The MAGA Grip and Bipartisan Decay

Marjorie Taylor Greene’s resignation illustrates the complete collapse of independence inside the Republican Party. She stood as one of Trump’s loudest defenders. Her downfall came the moment she stepped out of total alignment with him. The retaliation showed that the party now demands personal obedience, not ideological agreement. Any deviation invites immediate attacks and loss of support.

Thomas Massie stands as a rare exception. His confidence in surviving a primary without Trump’s backing shows that principled candidates can still win on their own strength. Most Republican incumbents lack this insulation. Their careers rest on Trump’s approval. The result is a party held in a tight grip that punishes thought, conscience, and autonomy.

Democrats carry their own corruption behind a polished exterior.
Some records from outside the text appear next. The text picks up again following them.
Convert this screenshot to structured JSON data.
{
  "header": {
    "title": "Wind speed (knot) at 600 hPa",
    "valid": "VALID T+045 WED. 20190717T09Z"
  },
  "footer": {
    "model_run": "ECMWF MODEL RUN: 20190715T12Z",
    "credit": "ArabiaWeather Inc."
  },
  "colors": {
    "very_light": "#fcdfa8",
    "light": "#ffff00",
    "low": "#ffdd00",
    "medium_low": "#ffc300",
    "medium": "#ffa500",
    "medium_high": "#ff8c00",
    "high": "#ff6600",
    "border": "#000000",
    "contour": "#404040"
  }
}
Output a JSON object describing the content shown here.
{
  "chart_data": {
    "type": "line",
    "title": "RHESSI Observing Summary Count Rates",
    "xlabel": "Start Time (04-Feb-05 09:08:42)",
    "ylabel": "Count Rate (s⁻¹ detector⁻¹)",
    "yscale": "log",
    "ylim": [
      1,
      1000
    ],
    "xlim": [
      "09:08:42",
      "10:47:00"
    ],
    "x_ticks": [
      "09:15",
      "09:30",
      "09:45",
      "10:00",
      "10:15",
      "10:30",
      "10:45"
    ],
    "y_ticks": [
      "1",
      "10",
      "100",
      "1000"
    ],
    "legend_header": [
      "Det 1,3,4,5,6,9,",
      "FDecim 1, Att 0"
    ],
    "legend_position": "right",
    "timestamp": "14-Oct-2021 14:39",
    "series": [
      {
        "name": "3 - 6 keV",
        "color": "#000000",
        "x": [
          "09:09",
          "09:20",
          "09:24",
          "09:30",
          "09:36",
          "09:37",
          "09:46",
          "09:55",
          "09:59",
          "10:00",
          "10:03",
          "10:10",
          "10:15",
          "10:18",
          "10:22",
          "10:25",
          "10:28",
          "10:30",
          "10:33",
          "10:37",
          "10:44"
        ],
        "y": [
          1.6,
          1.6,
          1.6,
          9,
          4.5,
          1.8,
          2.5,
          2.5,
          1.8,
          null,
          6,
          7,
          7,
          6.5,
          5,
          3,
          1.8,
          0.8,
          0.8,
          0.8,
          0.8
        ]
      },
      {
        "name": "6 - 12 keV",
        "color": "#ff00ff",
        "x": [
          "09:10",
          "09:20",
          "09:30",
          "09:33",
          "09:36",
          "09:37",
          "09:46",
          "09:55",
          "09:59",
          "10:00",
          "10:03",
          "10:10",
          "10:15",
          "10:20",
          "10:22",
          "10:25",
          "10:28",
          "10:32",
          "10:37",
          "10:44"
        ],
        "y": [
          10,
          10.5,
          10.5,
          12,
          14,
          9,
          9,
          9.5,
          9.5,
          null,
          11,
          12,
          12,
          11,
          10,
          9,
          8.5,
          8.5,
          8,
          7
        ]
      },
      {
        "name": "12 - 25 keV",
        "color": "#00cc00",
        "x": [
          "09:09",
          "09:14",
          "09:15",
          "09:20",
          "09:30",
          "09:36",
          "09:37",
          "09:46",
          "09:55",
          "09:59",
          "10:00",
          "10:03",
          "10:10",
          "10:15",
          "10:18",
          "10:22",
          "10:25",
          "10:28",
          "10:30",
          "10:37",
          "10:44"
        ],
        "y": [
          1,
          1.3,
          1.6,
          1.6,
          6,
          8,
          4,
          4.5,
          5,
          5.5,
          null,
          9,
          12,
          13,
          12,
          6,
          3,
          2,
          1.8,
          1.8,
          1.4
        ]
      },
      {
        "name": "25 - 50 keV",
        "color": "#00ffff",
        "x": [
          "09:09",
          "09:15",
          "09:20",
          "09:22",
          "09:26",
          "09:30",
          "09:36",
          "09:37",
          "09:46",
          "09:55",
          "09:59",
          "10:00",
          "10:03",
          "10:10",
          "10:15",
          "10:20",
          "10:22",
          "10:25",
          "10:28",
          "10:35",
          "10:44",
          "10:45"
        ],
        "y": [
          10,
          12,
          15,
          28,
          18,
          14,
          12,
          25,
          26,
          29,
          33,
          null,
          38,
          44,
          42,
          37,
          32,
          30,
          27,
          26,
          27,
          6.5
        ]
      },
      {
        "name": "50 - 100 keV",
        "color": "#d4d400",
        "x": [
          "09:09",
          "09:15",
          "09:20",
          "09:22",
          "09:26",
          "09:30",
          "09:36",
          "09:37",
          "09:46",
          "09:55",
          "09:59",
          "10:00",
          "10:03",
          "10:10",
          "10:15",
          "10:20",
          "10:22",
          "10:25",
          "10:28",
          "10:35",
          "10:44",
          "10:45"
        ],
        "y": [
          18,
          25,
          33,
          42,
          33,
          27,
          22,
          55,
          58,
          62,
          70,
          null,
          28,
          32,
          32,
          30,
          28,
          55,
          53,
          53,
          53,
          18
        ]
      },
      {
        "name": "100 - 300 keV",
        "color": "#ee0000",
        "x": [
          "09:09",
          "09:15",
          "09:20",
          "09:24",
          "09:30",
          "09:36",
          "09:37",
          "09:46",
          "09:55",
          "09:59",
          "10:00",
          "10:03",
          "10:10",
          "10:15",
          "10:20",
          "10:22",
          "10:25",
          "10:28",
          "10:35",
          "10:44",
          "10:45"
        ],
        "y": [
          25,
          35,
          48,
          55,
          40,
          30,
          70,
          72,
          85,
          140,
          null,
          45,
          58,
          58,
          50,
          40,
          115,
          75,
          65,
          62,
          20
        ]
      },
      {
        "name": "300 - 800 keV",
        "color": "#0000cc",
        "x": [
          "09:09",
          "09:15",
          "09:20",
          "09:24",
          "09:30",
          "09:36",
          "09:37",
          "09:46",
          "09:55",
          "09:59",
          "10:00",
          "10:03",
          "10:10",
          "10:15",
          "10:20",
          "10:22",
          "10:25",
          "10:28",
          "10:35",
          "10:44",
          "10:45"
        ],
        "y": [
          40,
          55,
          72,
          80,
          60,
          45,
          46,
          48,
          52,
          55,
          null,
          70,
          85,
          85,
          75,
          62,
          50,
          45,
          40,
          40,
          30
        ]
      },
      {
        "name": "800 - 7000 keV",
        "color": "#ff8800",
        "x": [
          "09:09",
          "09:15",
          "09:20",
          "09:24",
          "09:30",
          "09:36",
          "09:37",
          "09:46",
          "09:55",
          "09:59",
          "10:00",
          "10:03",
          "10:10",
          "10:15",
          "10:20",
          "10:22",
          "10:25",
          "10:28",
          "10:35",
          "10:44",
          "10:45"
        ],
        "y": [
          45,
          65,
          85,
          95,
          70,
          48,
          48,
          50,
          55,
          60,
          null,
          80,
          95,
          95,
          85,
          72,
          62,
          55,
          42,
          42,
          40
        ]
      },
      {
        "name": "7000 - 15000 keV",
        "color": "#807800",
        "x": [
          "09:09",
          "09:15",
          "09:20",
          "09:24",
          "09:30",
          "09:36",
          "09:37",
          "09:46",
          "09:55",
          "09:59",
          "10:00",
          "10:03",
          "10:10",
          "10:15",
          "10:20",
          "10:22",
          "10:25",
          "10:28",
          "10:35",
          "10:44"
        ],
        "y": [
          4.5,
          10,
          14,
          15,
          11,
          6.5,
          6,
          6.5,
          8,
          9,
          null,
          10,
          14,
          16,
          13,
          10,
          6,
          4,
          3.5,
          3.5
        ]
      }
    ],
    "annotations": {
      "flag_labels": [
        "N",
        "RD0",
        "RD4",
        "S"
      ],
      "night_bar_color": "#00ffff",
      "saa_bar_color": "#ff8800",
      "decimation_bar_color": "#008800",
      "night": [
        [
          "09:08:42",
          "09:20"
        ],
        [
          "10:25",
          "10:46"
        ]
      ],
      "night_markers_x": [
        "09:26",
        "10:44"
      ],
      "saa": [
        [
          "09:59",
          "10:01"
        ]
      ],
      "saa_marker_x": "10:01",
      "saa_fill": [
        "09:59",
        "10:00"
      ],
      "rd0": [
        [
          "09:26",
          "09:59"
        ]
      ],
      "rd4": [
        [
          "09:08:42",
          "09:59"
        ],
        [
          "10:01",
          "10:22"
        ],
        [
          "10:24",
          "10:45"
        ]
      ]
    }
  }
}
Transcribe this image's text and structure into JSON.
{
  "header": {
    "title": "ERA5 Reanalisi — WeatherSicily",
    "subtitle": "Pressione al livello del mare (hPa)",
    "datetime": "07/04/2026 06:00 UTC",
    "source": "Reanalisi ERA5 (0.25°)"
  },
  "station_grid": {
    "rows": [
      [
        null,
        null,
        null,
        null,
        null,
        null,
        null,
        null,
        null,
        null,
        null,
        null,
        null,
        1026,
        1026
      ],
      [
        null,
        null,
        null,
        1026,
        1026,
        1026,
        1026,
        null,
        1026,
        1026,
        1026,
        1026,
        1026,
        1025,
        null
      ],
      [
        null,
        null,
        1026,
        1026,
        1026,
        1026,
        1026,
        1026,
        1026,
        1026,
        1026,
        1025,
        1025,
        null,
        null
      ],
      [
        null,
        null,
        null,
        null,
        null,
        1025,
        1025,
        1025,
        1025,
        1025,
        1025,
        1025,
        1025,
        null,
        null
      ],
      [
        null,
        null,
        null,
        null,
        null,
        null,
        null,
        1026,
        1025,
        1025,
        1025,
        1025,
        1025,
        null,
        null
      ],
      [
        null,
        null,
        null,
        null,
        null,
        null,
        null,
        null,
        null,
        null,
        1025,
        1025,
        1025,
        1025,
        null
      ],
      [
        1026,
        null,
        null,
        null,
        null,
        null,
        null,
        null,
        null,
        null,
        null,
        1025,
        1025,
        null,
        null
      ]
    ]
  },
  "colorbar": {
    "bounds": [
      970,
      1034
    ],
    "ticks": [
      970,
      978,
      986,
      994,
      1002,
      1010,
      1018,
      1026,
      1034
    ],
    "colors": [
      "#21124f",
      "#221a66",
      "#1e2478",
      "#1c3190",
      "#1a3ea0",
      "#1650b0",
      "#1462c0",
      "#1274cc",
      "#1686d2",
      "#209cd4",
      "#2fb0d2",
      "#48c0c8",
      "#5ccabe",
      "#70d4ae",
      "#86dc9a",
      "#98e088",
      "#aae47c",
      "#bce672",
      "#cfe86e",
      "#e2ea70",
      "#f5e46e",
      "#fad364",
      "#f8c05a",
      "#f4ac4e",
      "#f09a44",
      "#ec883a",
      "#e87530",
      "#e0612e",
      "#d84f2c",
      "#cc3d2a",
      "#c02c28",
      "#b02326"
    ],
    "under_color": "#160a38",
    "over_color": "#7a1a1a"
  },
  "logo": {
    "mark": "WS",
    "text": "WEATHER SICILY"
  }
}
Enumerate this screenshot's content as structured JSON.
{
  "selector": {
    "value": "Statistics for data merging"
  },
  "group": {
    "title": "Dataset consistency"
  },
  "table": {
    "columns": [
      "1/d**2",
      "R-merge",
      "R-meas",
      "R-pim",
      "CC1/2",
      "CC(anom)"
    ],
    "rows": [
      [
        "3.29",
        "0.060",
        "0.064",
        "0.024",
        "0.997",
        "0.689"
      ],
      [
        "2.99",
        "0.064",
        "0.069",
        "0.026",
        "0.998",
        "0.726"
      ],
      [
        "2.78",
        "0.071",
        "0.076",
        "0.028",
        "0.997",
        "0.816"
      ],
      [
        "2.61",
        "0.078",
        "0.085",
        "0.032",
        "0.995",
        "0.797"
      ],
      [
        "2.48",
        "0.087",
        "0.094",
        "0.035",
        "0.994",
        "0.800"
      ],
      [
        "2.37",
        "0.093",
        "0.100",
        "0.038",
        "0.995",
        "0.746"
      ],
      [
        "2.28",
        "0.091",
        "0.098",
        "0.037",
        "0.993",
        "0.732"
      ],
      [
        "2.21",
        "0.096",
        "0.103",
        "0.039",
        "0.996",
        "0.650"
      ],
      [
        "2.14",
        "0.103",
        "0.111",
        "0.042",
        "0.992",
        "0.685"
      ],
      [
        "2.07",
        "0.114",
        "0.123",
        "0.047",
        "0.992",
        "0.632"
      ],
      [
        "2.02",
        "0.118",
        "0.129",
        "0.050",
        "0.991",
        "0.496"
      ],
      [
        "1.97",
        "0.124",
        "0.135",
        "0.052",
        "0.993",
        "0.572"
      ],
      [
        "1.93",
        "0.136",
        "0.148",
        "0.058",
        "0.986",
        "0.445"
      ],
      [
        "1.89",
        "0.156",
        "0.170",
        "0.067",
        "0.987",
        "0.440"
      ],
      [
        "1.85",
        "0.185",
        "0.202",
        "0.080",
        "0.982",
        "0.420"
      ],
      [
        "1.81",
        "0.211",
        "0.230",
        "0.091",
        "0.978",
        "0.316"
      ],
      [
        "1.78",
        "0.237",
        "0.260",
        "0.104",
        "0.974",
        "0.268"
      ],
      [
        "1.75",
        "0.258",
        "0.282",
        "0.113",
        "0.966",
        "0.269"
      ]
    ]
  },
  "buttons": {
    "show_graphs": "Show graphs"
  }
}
Reports involving Hakeem Jeffries and his financial interactions with Jeffrey Epstein reveal a culture that tolerates ethical decay as long as it protects power. The difference is style, not substance. Both parties operate on loyalty systems that serve their machines, not their voters.
State and district politics increase this problem. Red and blue power brokers work together when a candidate threatens established interests. Outsiders face coordinated resistance designed to crush them before they can gain traction.

The question now lands on figures like Vivek Ramaswamy. His entire political identity depends on one endorsement. Trump made him relevant. That dependence places him in a weaker position than Greene or Massie. Any shift in Trump’s favor could end his viability overnight. The lesson is simple. A party that demands submission can never produce independent leadership.

Libertarians can turn this dysfunction into opportunity. The old parties offer obedience, fear, and corruption. A movement built on liberty can offer voters moral independence and political honesty when both machines collapse under their own contradictions.